Bir gün kraliçenin sarayına bir gezi düzenlendi. Bu geziye katılmayı çok istiyordum; renkli şişeler, uzun merdivenler ve büyüleyici çizimler hayal ettiğimden bile güzeldi! Heyecanla hemen geziye katılmak için başvurdum. Günlerce bekledim ve nihayet bir hafta içinde davetim kabul edildi!

Pazartesi günü büyük bir heyecanla uyandım ve hemen yola koyuldum. Sarayın içine adım attığımda gördüklerime inanamadım: Renkli masalar, kapılar, hatta ışıklar bile rengârenkti!
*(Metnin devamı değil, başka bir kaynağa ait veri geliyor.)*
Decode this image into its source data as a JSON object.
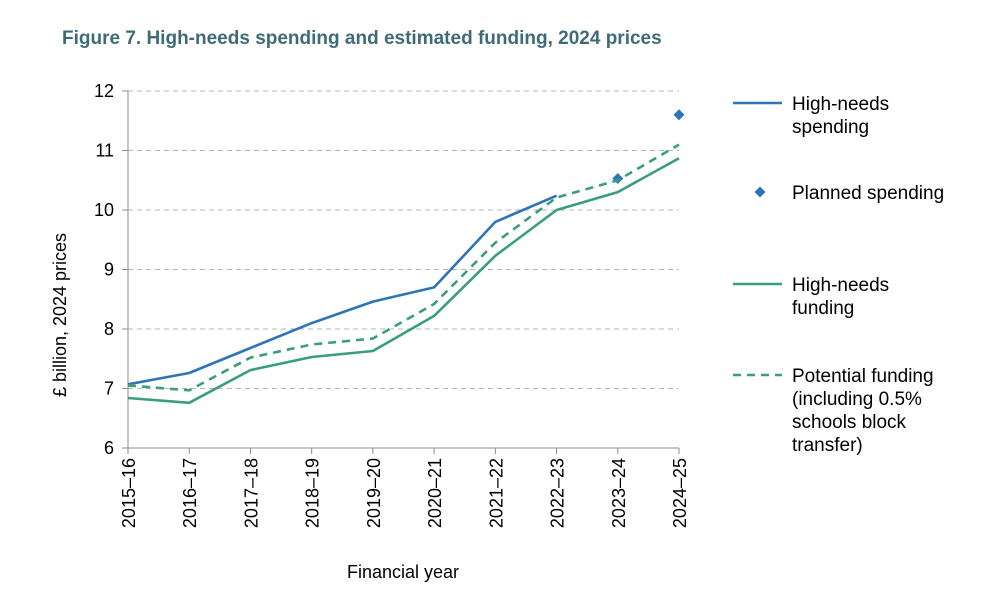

Heyecandan dayanamayıp kraliçenin yanına gittim ve onunla biraz sohbet ettim. Gezi sırası 2. kata geldiğinde, karşımda renkli yataklar, vazolar, duvarlar ve benim çok istediğim Picasso tablosu vardı! Kraliçenin her şeyi vardı; tabloyu ödünç almak istedim ama herkes dalga geçer diye sormadım. Daha gezilecek 13 kat vardı!

Tüm katları gezip gezmemekte kararsız kaldım, bu yüzden sadece 3 kata çıkmaya karar verdim. Gittiğim her katta her şey rengârenkti! Bardaklar bile renkliydi ve buna inanamadım. O an sarayda yaşamanın nasıl bir his olacağını hayal ettim.

Büyüleyici ve heyecan verici bir histi. Kendi kendime “Acaba ben de bir gün böyle bir sarayda yaşayabilir miyim?” diye sordum. Ama o an kedim aklıma geldi. Onu asla yalnız bırakamazdım. Yine de insan mutlu olunca kendini bir sarayda yaşıyormuş gibi hissediyor. Eve dönünce mutlu bir şekilde kedime sarıldım ve huzurla uyudum.